There’s also the endowment effect, under which we value something more, first, just because we have mucked about with it, and second, because we have mucked about with it. A study in the Journal of Consumer Psychology had participants value a customised object 63% more than a pre-assembled one, even when the physical change was functionally worthless. The difference was the effort and intent.
Small Moments, Repeated Daily
Customization can be seen as a “self-expression luxury” for people who already have the time or energy to think about aesthetics. Far from it. We spend most of our lives using and engaging with the same core set of objects and spaces. Installing a poster you like directly in your eye line costs zero time, zero energy. Buying a backpack in the color you think is coolest instead of the color that was available costs zero ongoing cognitive load. This is the low-hanging fruit of self-expression that slips away when you think customization is a luxury time-sink.
Even simple daily choices—like what you wear—play a role in shaping your identity, much like exploring different ways of styling pullovers and cardigans to reflect your personal style.
Your Car Is Not Just Transport
Looking at the example of a vehicle, it reflects how we’ve become accustomed to disregarding our own likes and dislikes. For the majority of individuals, a car is chosen based on the criteria of price, reliability, and practicality – all perfectly sensible criteria – and is then bought as a final, unchangeable product.
However, you do spend quite a lot of time in your car or near your car, and there’s nothing to say that it has to be a completely faceless experience. Mats, seat covers, and paintwork are all easy ways to make a vehicle feel a little less like a generic appliance and a little more like something that reflects who you actually are.
If you’re exploring private plate ideas as a starting point, the process tends to make you ask the broader question of what you want your car to say about you – and if that’s humor, or just your initials, or an important date, the answer is perfectly valid. There’s no business like thinking about your car as an extension of yourself so that you can maximize the utility and enjoyment you get from owning it.

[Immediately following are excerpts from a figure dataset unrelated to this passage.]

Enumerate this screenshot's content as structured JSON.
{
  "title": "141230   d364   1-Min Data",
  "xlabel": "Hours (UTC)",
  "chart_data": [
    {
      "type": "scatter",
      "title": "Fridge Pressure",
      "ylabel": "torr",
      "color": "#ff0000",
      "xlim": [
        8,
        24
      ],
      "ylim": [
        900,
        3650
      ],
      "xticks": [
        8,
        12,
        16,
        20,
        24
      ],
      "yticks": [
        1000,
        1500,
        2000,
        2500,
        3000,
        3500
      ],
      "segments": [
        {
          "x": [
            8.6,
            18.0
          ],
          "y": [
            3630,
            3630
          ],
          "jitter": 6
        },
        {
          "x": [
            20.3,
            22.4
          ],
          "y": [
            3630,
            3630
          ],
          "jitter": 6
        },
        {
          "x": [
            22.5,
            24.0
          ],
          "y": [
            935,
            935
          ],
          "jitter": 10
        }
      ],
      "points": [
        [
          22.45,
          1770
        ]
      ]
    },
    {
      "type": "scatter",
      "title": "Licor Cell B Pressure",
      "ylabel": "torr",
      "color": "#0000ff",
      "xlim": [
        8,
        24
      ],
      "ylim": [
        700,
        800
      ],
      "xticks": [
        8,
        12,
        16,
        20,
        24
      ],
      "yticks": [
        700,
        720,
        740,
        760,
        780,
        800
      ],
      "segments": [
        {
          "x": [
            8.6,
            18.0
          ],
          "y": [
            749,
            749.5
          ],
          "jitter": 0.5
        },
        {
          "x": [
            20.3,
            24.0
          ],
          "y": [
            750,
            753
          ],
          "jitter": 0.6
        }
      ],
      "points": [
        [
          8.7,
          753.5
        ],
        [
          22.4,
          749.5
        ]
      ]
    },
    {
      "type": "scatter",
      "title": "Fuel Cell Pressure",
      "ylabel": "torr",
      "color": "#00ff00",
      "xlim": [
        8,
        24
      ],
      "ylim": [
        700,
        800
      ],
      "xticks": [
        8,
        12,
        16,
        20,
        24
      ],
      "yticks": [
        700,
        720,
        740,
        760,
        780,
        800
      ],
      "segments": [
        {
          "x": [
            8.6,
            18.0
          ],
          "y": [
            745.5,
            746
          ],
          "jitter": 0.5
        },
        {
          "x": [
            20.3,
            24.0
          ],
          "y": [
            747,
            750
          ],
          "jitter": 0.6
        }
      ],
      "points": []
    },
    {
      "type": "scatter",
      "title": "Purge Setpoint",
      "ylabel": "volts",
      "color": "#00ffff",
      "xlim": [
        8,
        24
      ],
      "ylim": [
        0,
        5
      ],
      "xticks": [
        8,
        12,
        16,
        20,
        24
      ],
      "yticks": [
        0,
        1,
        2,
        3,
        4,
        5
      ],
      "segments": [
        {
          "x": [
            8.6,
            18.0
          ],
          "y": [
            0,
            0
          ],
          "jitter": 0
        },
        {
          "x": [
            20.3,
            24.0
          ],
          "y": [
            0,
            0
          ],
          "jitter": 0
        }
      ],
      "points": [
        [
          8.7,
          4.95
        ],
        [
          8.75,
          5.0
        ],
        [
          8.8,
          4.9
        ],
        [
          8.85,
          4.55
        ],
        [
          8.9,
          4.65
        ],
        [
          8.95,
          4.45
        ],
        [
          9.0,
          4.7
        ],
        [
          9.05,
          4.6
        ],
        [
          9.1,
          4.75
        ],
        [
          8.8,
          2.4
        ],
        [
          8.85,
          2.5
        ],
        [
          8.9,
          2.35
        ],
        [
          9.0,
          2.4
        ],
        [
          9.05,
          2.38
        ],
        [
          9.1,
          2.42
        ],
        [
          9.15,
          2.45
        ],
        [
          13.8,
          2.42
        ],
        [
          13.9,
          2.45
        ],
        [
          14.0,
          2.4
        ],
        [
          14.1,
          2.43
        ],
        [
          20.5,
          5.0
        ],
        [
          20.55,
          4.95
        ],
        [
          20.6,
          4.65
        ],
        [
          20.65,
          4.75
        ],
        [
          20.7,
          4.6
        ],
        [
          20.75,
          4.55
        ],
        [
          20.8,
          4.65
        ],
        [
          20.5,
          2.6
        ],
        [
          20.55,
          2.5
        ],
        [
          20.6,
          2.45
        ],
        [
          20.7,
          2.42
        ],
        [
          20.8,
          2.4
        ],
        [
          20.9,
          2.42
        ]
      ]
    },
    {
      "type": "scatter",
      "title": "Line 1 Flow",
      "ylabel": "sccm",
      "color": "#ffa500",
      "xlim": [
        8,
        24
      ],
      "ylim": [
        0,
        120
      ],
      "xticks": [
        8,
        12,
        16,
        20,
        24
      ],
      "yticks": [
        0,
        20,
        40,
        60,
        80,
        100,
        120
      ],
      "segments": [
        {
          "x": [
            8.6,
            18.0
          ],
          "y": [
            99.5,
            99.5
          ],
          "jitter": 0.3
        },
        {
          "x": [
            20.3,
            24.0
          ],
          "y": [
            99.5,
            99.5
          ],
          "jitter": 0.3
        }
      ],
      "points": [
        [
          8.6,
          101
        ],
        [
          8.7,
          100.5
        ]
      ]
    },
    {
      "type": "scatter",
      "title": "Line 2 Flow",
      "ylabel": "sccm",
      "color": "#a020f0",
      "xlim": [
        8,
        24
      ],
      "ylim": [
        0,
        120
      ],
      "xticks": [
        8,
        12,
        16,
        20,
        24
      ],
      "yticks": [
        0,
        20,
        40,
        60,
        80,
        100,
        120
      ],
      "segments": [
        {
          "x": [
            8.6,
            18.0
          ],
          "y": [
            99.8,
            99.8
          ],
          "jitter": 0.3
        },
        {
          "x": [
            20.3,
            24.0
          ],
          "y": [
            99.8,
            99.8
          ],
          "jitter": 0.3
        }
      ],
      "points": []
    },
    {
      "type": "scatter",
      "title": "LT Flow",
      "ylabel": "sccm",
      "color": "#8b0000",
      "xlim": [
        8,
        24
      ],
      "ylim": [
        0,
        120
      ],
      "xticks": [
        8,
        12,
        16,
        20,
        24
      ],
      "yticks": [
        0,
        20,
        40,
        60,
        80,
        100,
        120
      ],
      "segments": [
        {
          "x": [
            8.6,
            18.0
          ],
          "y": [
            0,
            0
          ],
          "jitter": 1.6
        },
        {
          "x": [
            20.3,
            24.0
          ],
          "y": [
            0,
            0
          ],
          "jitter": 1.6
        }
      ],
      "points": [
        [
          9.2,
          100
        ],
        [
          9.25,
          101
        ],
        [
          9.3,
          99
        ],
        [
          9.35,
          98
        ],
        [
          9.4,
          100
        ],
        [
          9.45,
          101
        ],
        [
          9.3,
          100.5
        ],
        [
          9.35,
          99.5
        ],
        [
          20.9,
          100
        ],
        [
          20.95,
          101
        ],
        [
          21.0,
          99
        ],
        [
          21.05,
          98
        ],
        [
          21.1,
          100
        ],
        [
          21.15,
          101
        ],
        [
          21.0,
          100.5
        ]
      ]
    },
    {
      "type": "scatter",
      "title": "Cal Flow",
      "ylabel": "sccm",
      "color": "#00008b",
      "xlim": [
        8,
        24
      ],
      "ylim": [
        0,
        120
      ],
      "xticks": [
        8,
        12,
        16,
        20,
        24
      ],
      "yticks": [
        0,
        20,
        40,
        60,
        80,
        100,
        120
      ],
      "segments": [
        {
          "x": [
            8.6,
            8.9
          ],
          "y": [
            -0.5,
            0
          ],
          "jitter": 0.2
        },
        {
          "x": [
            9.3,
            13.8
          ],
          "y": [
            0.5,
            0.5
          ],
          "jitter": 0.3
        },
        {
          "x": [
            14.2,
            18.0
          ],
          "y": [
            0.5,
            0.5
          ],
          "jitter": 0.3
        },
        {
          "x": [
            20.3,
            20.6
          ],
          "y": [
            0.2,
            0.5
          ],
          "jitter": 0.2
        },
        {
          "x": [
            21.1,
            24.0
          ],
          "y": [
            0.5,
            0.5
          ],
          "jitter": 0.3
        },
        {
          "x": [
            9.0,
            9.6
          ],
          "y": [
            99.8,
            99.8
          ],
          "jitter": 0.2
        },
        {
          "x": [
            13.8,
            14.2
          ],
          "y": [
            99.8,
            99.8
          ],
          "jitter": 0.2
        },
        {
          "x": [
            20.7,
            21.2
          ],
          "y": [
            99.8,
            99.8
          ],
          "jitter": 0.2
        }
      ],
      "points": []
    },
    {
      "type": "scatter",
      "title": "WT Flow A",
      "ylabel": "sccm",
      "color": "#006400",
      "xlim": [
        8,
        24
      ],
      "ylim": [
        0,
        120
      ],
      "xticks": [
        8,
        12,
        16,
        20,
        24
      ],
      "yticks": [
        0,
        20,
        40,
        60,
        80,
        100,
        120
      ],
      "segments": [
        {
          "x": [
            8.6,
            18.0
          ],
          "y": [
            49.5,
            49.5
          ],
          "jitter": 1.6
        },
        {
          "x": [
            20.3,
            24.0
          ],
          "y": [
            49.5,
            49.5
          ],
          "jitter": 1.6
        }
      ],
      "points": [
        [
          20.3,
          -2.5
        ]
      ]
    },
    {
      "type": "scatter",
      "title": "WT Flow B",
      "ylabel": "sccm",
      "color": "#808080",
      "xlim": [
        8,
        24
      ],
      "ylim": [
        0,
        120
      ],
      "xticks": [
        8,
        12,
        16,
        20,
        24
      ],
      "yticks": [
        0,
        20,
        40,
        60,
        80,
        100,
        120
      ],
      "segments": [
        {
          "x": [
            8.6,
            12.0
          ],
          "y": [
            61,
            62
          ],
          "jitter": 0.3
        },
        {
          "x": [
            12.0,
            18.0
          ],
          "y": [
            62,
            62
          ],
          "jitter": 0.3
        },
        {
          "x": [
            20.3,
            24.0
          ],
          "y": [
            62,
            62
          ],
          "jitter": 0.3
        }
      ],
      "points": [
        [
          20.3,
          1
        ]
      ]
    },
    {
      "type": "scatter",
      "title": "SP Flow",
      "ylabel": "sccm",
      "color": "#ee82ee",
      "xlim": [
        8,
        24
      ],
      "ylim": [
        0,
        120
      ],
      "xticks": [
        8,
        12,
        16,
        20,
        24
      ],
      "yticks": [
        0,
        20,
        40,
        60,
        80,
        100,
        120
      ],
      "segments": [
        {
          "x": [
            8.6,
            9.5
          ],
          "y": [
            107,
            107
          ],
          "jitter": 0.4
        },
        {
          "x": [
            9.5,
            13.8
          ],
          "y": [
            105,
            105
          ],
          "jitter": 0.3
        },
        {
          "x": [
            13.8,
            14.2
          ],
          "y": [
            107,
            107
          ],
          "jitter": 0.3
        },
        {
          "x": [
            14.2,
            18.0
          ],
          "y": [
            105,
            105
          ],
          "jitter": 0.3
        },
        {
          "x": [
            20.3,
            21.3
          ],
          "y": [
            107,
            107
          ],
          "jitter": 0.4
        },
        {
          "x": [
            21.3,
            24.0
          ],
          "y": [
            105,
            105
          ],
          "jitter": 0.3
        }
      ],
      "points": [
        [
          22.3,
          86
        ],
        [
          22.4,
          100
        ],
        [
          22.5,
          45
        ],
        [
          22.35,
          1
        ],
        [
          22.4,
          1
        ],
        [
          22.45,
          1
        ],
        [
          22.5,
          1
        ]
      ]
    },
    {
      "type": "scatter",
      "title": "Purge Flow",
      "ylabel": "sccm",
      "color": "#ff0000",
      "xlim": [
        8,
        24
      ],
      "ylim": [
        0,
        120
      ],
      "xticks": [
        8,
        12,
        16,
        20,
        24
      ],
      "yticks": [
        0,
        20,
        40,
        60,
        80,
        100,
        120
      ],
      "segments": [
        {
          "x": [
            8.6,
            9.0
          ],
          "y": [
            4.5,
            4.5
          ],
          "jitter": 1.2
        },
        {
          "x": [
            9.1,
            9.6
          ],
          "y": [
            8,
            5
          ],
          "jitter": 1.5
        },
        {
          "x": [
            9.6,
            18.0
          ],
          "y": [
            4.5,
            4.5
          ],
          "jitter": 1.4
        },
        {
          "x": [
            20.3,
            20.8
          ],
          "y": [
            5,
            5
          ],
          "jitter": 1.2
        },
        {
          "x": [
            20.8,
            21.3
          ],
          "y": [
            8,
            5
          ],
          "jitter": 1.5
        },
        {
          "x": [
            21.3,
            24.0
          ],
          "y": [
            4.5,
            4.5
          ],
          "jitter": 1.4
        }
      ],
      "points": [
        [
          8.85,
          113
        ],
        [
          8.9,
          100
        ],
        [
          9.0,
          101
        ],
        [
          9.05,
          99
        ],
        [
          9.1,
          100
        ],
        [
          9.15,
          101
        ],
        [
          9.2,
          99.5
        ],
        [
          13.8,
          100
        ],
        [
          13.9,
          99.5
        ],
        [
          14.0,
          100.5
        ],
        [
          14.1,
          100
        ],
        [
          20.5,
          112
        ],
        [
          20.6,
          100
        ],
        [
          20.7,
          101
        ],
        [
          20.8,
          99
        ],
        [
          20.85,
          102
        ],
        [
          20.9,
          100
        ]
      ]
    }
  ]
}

Identity In A Homogenised World
There is a broader trend here we should acknowledge. The digital world has made the world look more homogeneous faster. Algorithms keep up to date with the latest craze and drives it to millions of people with incredible speed. Meanwhile, chain stores make sure these crazes are available and all identical on a massive scale.
Personalization serves as counterbalance. Be it a unique plate on your car, a tailored color palette for your gadgets, or a distinct statement piece on your bag, these are what psychologists identify as “identity signals“. They are visible hints that you are trying to communicate something important about yourself to others around you.
It’s not just about you or me, though. Your stuff can also be a great conversation starter. They foster a sense of identity and belonging far better than mass-designed counterparts. When someone reads your plate, phone case, or even your coffee cup and notices the unique design, suddenly you’ve got a human connection right then and there.
Emotional Durability Over Throwaway Culture
An often overlooked advantage of customization is that you are less likely to throw things away. Items that you have put thought and effort into are not easily discarded in favor of the latest model. You have formed a true connection with them, and that connection is precious.
This goes against the constant consumption pattern that leads to its type of persistent tension – that your current possessions are not good enough or not perfect, and that the next acquisition will make them so. Customizing what belongs to you already tends to ease that tension much better than another purchase.
The aim is not a life of everything perfectly matching. It’s a life where everything is chosen.